Question

Let the Standard deviation of \(x_1,x_2\) and \(x_3\) be \(9\) .Then ,the variance of \(3x_1+4,\)  \(3x_2+4 \) and \(3x_3+4\) is 

• A. \(243\)
• B. \(729\)
• C. \(81\)
• D. \(9\)
• E. \(733\)

Answer 1

The Correct Option is B

Let the standard deviation of \( x_1, x_2, \) and \( x_3 \) be 9. 

This means the variance of \( x_1, x_2, \) and \( x_3 \) is \( 9^2 = 81 \).

Let \( Y_1, Y_2, \) and \( Y_3 \) be the transformed variables:

\[ Y_1 = 3x_1 + 4, \quad Y_2 = 3x_2 + 4, \quad Y_3 = 3x_3 + 4 \]

The variance of a linear transformation \( aX + b \) is \( a^2 \text{Var}(X) \). Therefore:

\[ \text{Var}(Y_1) = \text{Var}(3x_1 + 4) = 3^2 \text{Var}(x_1) = 9 \cdot 81 = 729 \] \[ \text{Var}(Y_2) = \text{Var}(3x_2 + 4) = 3^2 \text{Var}(x_2) = 9 \cdot 81 = 729 \] \[ \text{Var}(Y_3) = \text{Var}(3x_3 + 4) = 3^2 \text{Var}(x_3) = 9 \cdot 81 = 729 \]
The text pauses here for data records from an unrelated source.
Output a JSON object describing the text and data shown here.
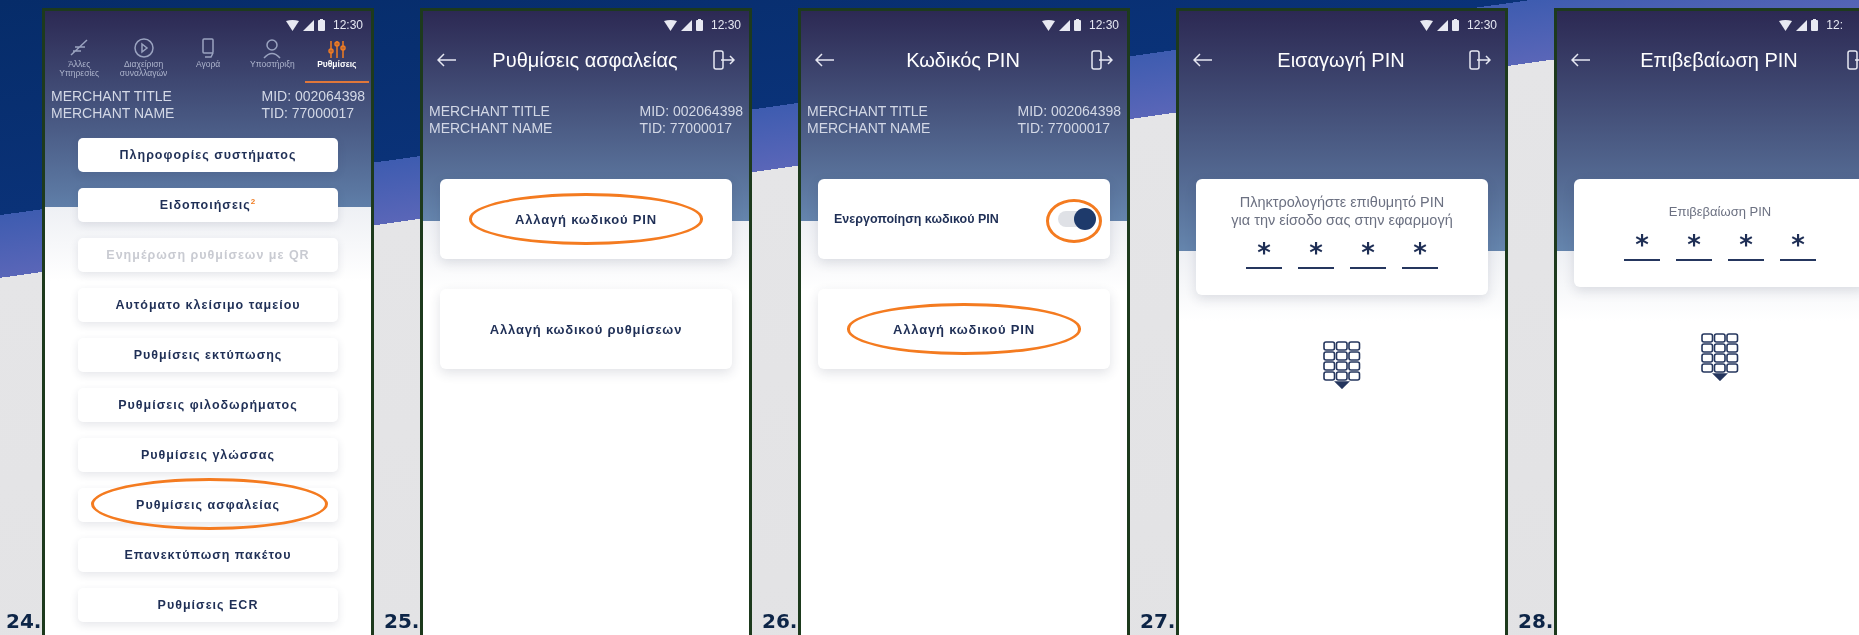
{
  "screens": [
    {
      "step": "24.",
      "kind": "menu",
      "status_time": "12:30",
      "tabs": [
        {
          "label": "Άλλες Υπηρεσίες",
          "selected": false
        },
        {
          "label": "Διαχείριση συναλλαγών",
          "selected": false
        },
        {
          "label": "Αγορά",
          "selected": false
        },
        {
          "label": "Υποστήριξη",
          "selected": false
        },
        {
          "label": "Ρυθμίσεις",
          "selected": true
        }
      ],
      "merchant": {
        "title": "MERCHANT TITLE",
        "name": "MERCHANT NAME",
        "mid": "MID: 002064398",
        "tid": "TID: 77000017"
      },
      "items": [
        {
          "label": "Πληροφορίες συστήματος",
          "disabled": false,
          "circled": false
        },
        {
          "label": "Ειδοποιήσεις",
          "badge": "2",
          "disabled": false,
          "circled": false
        },
        {
          "label": "Ενημέρωση ρυθμίσεων με QR",
          "disabled": true,
          "circled": false
        },
        {
          "label": "Αυτόματο κλείσιμο ταμείου",
          "disabled": false,
          "circled": false
        },
        {
          "label": "Ρυθμίσεις εκτύπωσης",
          "disabled": false,
          "circled": false
        },
        {
          "label": "Ρυθμίσεις φιλοδωρήματος",
          "disabled": false,
          "circled": false
        },
        {
          "label": "Ρυθμίσεις γλώσσας",
          "disabled": false,
          "circled": false
        },
        {
          "label": "Ρυθμίσεις ασφαλείας",
          "disabled": false,
          "circled": true
        },
        {
          "label": "Επανεκτύπωση πακέτου",
          "disabled": false,
          "circled": false
        },
        {
          "label": "Ρυθμίσεις ECR",
          "disabled": false,
          "circled": false
        }
      ]
    },
    {
      "step": "25.",
      "kind": "options",
      "status_time": "12:30",
      "title": "Ρυθμίσεις ασφαλείας",
      "merchant": {
        "title": "MERCHANT TITLE",
        "name": "MERCHANT NAME",
        "mid": "MID: 002064398",
        "tid": "TID: 77000017"
      },
      "cards": [
        {
          "kind": "button",
          "label": "Αλλαγή κωδικού PIN",
          "circled": true
        },
        {
          "kind": "button",
          "label": "Αλλαγή κωδικού ρυθμίσεων",
          "circled": false
        }
      ]
    },
    {
      "step": "26.",
      "kind": "options",
      "status_time": "12:30",
      "title": "Κωδικός PIN",
      "merchant": {
        "title": "MERCHANT TITLE",
        "name": "MERCHANT NAME",
        "mid": "MID: 002064398",
        "tid": "TID: 77000017"
      },
      "cards": [
        {
          "kind": "toggle",
          "label": "Ενεργοποίηση κωδικού PIN",
          "on": true,
          "circled": true
        },
        {
          "kind": "button",
          "label": "Αλλαγή κωδικού PIN",
          "circled": true
        }
      ]
    },
    {
      "step": "27.",
      "kind": "pin",
      "status_time": "12:30",
      "title": "Εισαγωγή PIN",
      "prompt": [
        "Πληκτρολογήστε επιθυμητό PIN",
        "για την είσοδο σας στην εφαρμογή"
      ],
      "digits": [
        "*",
        "*",
        "*",
        "*"
      ]
    },
    {
      "step": "28.",
      "kind": "pin",
      "status_time": "12:",
      "title": "Επιβεβαίωση PIN",
      "prompt": [
        "Επιβεβαίωση PIN"
      ],
      "digits": [
        "*",
        "*",
        "*",
        "*"
      ]
    }
  ]
}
The variance of \( Y_1, Y_2, \) and \( Y_3 \) is 729.

Answer 2

Let \( X_1, X_2, X_3 \) be random variables with standard deviation 9. 

This means their variance is \( 9^2 = 81 \).

Let \( Y_i = 3X_i + 4 \) for \( i = 1, 2, 3 \). We want to find the variance of \( Y_i \).

Recall that if \( Y = aX + b \), then \( \text{Var}(Y) = a^2 \text{Var}(X) \).

Therefore, the variance of \( Y_i \) is:

\[ \text{Var}(Y_i) = \text{Var}(3X_i + 4) = 3^2 \text{Var}(X_i) = 9 \text{Var}(X_i) = 9(81) = 729 \]

The variance of \( 3X_1+4 \), \( 3X_2+4 \), and \( 3X_3+4 \) is 729.